Similarly, section 9-207(2)(e) of the Uniform Commercial Code, which was intended to codify the preexisting case law, see id.; official comment to Section 9-207, provides that, unless otherwise agreed, a secured party *401 may repledge collateral in its possession "upon terms which do not impair the debtor's right to redeem it."[8] Therefore, under the U.C.C., unless the parties agree otherwise, a secured party is free to repledge collateral so long as it can be returned to the pledgor upon satisfaction of the underlying debt.

Because Section 9-207(2) applies only in the absence of contrary agreement, the contractual prohibition on "encumbrance" of the Securities takes the parties out of the scope of this provision. To the extent Section 9-207(2)(e) does apply, however, the short sales would have been permissible even if they encumbered the shares, so long as defendants could have returned the Securities upon repayment of the loan.
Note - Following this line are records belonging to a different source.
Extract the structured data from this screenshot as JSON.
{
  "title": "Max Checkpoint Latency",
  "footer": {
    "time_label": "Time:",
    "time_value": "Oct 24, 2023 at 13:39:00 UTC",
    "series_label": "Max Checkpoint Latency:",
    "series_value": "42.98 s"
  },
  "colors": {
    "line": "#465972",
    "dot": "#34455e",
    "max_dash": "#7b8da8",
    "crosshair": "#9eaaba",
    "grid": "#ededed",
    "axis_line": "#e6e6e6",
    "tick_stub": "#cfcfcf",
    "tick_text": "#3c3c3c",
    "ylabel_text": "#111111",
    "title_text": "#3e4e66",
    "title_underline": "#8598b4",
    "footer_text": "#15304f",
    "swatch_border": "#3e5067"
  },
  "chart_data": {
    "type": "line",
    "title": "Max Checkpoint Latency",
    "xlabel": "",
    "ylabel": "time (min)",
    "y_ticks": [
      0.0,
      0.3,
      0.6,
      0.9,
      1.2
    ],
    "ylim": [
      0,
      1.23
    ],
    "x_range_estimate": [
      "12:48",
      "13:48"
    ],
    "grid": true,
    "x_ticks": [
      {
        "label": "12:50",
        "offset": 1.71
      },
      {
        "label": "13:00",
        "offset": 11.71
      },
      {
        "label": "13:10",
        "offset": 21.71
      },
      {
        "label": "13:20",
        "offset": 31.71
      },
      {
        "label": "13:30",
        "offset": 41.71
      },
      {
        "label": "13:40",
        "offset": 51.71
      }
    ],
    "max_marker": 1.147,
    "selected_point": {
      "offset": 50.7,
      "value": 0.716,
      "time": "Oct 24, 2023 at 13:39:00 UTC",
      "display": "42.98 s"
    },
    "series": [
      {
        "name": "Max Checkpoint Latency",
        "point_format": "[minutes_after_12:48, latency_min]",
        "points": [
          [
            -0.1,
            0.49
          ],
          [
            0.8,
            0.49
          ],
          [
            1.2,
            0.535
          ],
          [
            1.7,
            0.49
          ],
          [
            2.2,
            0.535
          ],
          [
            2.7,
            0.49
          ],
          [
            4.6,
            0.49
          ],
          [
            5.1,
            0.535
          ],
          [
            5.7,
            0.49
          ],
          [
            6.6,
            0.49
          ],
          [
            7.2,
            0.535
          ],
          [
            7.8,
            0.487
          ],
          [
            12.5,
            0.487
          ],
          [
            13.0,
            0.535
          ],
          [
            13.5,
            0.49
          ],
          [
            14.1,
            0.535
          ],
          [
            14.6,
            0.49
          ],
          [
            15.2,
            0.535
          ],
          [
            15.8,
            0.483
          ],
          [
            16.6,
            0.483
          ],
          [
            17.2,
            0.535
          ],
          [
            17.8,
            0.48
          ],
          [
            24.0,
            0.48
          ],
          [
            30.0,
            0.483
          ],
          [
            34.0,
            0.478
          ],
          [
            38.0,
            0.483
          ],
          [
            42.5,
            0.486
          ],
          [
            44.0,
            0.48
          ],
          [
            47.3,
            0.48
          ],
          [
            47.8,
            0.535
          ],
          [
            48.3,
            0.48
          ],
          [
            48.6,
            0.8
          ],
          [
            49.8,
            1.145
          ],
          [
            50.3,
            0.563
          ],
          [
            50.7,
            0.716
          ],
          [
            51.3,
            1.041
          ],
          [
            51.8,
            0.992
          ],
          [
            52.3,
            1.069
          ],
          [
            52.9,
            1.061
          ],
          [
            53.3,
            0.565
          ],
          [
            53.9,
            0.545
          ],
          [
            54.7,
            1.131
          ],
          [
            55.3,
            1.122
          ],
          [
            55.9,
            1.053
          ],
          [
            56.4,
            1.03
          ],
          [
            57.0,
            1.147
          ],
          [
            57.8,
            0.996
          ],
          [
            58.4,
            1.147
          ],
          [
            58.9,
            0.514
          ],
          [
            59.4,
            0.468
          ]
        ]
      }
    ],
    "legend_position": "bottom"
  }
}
Plaintiff cites no authority which directly supports the contention that the short sales violated the contractual prohibition on "encumbrance" of the Securities. In this regard, the pivotal distinction from the rehypothecation cases plaintiff cites is that defendants did nothing to grant or otherwise create a security interest in the Securities themselves. While the Securities were, in a sense, by virtue of being the equity in the brokerage account at the time, collateral for the short sale orders, they were not the required collateral for such orders; any equivalent security or sufficiently valuable equity would have sufficed. Thus, the only way Schreiber could prevail on this motion would be to demonstrate that, had the loan been repaid in full, defendants could not, under any circumstances, have garnered sufficient assets, from within the account or otherwise, to satisfy the Regulation T requirements and return the Securities to Schreiber. See FED.R.CIV.P. 56(c) (summary judgment warranted where there is "no genuine issue as to any material fact"). Since Schreiber has failed to produce such evidence, its motion for partial summary judgment must be denied.

SO ORDERED.

NOTES

[1] The individual defendants are principals of one or both of the corporate defendants. The Court will refer to "defendants" collectively in this Memorandum and Order, although certain specific acts may have been performed only by certain defendants.
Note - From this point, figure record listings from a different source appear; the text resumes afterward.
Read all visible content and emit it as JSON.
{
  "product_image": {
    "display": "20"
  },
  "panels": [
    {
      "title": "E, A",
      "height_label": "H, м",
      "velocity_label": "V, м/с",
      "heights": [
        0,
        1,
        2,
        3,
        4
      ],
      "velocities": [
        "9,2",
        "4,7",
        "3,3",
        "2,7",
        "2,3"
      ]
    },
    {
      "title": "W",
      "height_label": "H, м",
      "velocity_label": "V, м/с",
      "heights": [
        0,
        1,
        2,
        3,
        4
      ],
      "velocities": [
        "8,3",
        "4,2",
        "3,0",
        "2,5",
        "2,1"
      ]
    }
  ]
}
[2] Section 220.18(c) of Federal Reserve Board Regulation T, adopted pursuant to section 7 of the Securities Exchange Act of 1934, 15 U.S.C. § 78g, and codified at 12 C.F.R. Part 220, establishes this 150% margin requirement. At the time of the events in question, this regulation was codified at 12 C.F.R. § 220.19(c).

[3] At the time of the events in question, this regulation was codified at 12 C.F.R. § 220.5(b)(2).

[4] According to NASDAQ quotes provided by defendants, the Securities closed at $6.25 per share, or $1,875,000, on January 4, 1995, when they were pledged.

[5] Schreiber actually contends in its Memorandum of Law that 272,000 of the ADR's were sold short against the box. However, at numerous other places it contends that 252,000 of the ADR's were sold short. The records of defendants' account support the latter version. See Schreiber's Supplemental Rule 3(g) Statement, at Exh. A.

[6] As stated above, on March 29, 1995, the Securities closed at $4.25 per share, or $1,275,000.

[7] Defendants contend, in fact, that the market price of these securities was low enough in January, 1995 (the time of Schreiber's alleged default) that, had Schreiber repaid the loan in full at that time, Keystone would have had sufficient equity in the account to purchase identical replacement securities to cover the short sales. Keystone Defendants' Response to Plaintiff's Supplemental Statement Pursuant to Local Rule 3(g). While the parties dispute whether such a strategy would have allowed defendants timely to return the Securities to Schreiber, it is not necessary to this discussion that defendants could have used this mechanism.